The lawsuit, filed Wednesday in Hennepin County District Court, says Sonja Pearson became ill with an acute E. coli infection last November, a few days after eating ground beef purchased from Cub Foods in West St. Paul.
The toddler was taken to Children's Hospital in St. Paul, Minn., where she went into kidney failure and required dialysis for 27 days. She also developed peritonitis, an inflammation of the abdominal lining and internal organs, the lawsuit says.
By the time Sonja was released, her parents, Jim and Susanna Pearson had more than $220,000 in medical expenses, the lawsuit says.
Sonja sustained permanent kidney damage and has an increased risk of developing progressive renal disease, the lawsuit says.
Investigators from the Minnesota health and agriculture departments had determined American Foods Group Inc. (AFG) of Green Bay, Wis., had supplied the beef that Supervalu used to make the ground beef.
"We asked Supervalu/Cub to pay this child's medical expenses, but the bills remain unpaid. We then asked them to sit down with us and AFG to try to resolve this matter without the need for litigation, but again nothing happened," said William Marler, the Pearsons' attorney.
"I don't think anyone would dispute that this is a really tragic incident and we believe the Pearson family should be properly compensated for their injuries," said Polly Deane, a spokeswoman for Supervalu, in Eden Prairie.
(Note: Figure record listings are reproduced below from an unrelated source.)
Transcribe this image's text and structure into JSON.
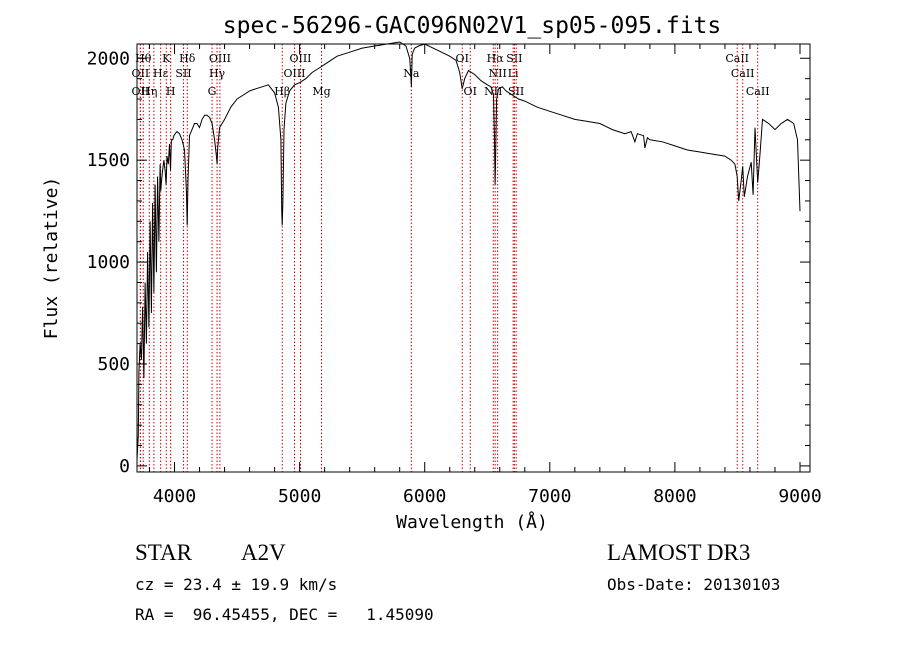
{
  "chart_data": {
    "type": "line",
    "title": "spec-56296-GAC096N02V1_sp05-095.fits",
    "xlabel": "Wavelength (Å)",
    "ylabel": "Flux (relative)",
    "xlim": [
      3700,
      9080
    ],
    "ylim": [
      -30,
      2070
    ],
    "xticks": [
      4000,
      5000,
      6000,
      7000,
      8000,
      9000
    ],
    "yticks": [
      0,
      500,
      1000,
      1500,
      2000
    ],
    "line_color": "#000000",
    "marker_color": "#cc0000",
    "series": [
      {
        "name": "flux",
        "x": [
          3700,
          3710,
          3715,
          3725,
          3735,
          3745,
          3755,
          3765,
          3775,
          3785,
          3795,
          3805,
          3815,
          3825,
          3835,
          3845,
          3855,
          3865,
          3875,
          3885,
          3890,
          3895,
          3905,
          3915,
          3925,
          3933,
          3940,
          3950,
          3960,
          3968,
          3975,
          3985,
          3995,
          4005,
          4020,
          4040,
          4060,
          4080,
          4095,
          4101,
          4108,
          4120,
          4140,
          4160,
          4180,
          4200,
          4220,
          4240,
          4260,
          4280,
          4300,
          4320,
          4335,
          4340,
          4345,
          4360,
          4380,
          4400,
          4450,
          4500,
          4550,
          4600,
          4650,
          4700,
          4750,
          4800,
          4830,
          4850,
          4857,
          4861,
          4866,
          4875,
          4890,
          4920,
          4960,
          5000,
          5050,
          5100,
          5150,
          5200,
          5250,
          5300,
          5400,
          5500,
          5600,
          5700,
          5800,
          5850,
          5880,
          5890,
          5893,
          5896,
          5900,
          5920,
          5950,
          6000,
          6100,
          6200,
          6250,
          6280,
          6300,
          6320,
          6350,
          6400,
          6450,
          6500,
          6530,
          6550,
          6558,
          6563,
          6568,
          6575,
          6590,
          6620,
          6650,
          6700,
          6750,
          6800,
          6900,
          7000,
          7100,
          7200,
          7300,
          7400,
          7500,
          7600,
          7650,
          7680,
          7700,
          7750,
          7760,
          7780,
          7800,
          7900,
          8000,
          8100,
          8200,
          8300,
          8400,
          8450,
          8480,
          8498,
          8510,
          8530,
          8542,
          8555,
          8580,
          8610,
          8625,
          8640,
          8662,
          8680,
          8700,
          8750,
          8800,
          8850,
          8900,
          8950,
          8980,
          9000
        ],
        "values": [
          30,
          150,
          460,
          600,
          520,
          780,
          430,
          900,
          600,
          1050,
          680,
          1200,
          750,
          1290,
          850,
          1380,
          950,
          1420,
          1100,
          1480,
          1350,
          1390,
          1450,
          1500,
          1450,
          1380,
          1520,
          1480,
          1580,
          1450,
          1600,
          1600,
          1620,
          1630,
          1640,
          1630,
          1600,
          1550,
          1350,
          1180,
          1400,
          1620,
          1650,
          1680,
          1680,
          1660,
          1700,
          1720,
          1720,
          1710,
          1680,
          1600,
          1520,
          1480,
          1560,
          1660,
          1680,
          1700,
          1760,
          1800,
          1820,
          1840,
          1850,
          1860,
          1870,
          1830,
          1760,
          1600,
          1260,
          1180,
          1300,
          1650,
          1780,
          1840,
          1870,
          1880,
          1900,
          1930,
          1950,
          1970,
          1990,
          2010,
          2030,
          2050,
          2060,
          2070,
          2080,
          2060,
          2000,
          1900,
          1860,
          1920,
          2020,
          2050,
          2060,
          2070,
          2040,
          2010,
          1990,
          1930,
          1850,
          1900,
          1940,
          1920,
          1890,
          1870,
          1860,
          1820,
          1600,
          1380,
          1560,
          1800,
          1850,
          1860,
          1840,
          1820,
          1800,
          1790,
          1760,
          1740,
          1720,
          1700,
          1690,
          1680,
          1650,
          1630,
          1640,
          1590,
          1630,
          1620,
          1560,
          1610,
          1600,
          1590,
          1570,
          1550,
          1540,
          1530,
          1520,
          1500,
          1480,
          1420,
          1300,
          1400,
          1470,
          1320,
          1420,
          1490,
          1330,
          1660,
          1390,
          1530,
          1700,
          1680,
          1650,
          1680,
          1700,
          1680,
          1600,
          1250
        ]
      }
    ],
    "line_markers": [
      {
        "x": 3750,
        "label": "Hθ",
        "row": 1
      },
      {
        "x": 3727,
        "label": "OII",
        "row": 2
      },
      {
        "x": 3727,
        "label": "OII",
        "row": 3
      },
      {
        "x": 3798,
        "label": "Hη",
        "row": 3
      },
      {
        "x": 3835,
        "label": "",
        "row": 0
      },
      {
        "x": 3889,
        "label": "Hε",
        "row": 2
      },
      {
        "x": 3934,
        "label": "K",
        "row": 1
      },
      {
        "x": 3969,
        "label": "H",
        "row": 3
      },
      {
        "x": 4072,
        "label": "SII",
        "row": 2
      },
      {
        "x": 4102,
        "label": "Hδ",
        "row": 1
      },
      {
        "x": 4300,
        "label": "G",
        "row": 3
      },
      {
        "x": 4340,
        "label": "Hγ",
        "row": 2
      },
      {
        "x": 4363,
        "label": "OIII",
        "row": 1
      },
      {
        "x": 4861,
        "label": "Hβ",
        "row": 3
      },
      {
        "x": 4959,
        "label": "OIII",
        "row": 2
      },
      {
        "x": 5007,
        "label": "OIII",
        "row": 1
      },
      {
        "x": 5175,
        "label": "Mg",
        "row": 3
      },
      {
        "x": 5893,
        "label": "Na",
        "row": 2
      },
      {
        "x": 6300,
        "label": "OI",
        "row": 1
      },
      {
        "x": 6364,
        "label": "OI",
        "row": 3
      },
      {
        "x": 6548,
        "label": "NII",
        "row": 3
      },
      {
        "x": 6563,
        "label": "Hα",
        "row": 1
      },
      {
        "x": 6583,
        "label": "NII",
        "row": 2
      },
      {
        "x": 6707,
        "label": "Li",
        "row": 2
      },
      {
        "x": 6717,
        "label": "SII",
        "row": 1
      },
      {
        "x": 6731,
        "label": "SII",
        "row": 3
      },
      {
        "x": 8498,
        "label": "CaII",
        "row": 1
      },
      {
        "x": 8542,
        "label": "CaII",
        "row": 2
      },
      {
        "x": 8662,
        "label": "CaII",
        "row": 3
      }
    ]
  },
  "info": {
    "object_class": "STAR",
    "subclass": "A2V",
    "survey": "LAMOST DR3",
    "cz": "cz = 23.4 ± 19.9 km/s",
    "obs_date": "Obs-Date: 20130103",
    "coords": "RA =  96.45455, DEC =   1.45090"
  }
}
However, Supervalu believes AFG, as supplier of the contaminated product, is responsible for compensating the family, she said.
The Pearsons are seeking unspecified damages, including payment of medical costs and related expenses, compensation for pain and suffering, loss of wages, loss of enjoyment of life and emotional distress.
More than 40 people became ill during the E. coli outbreak in November and December.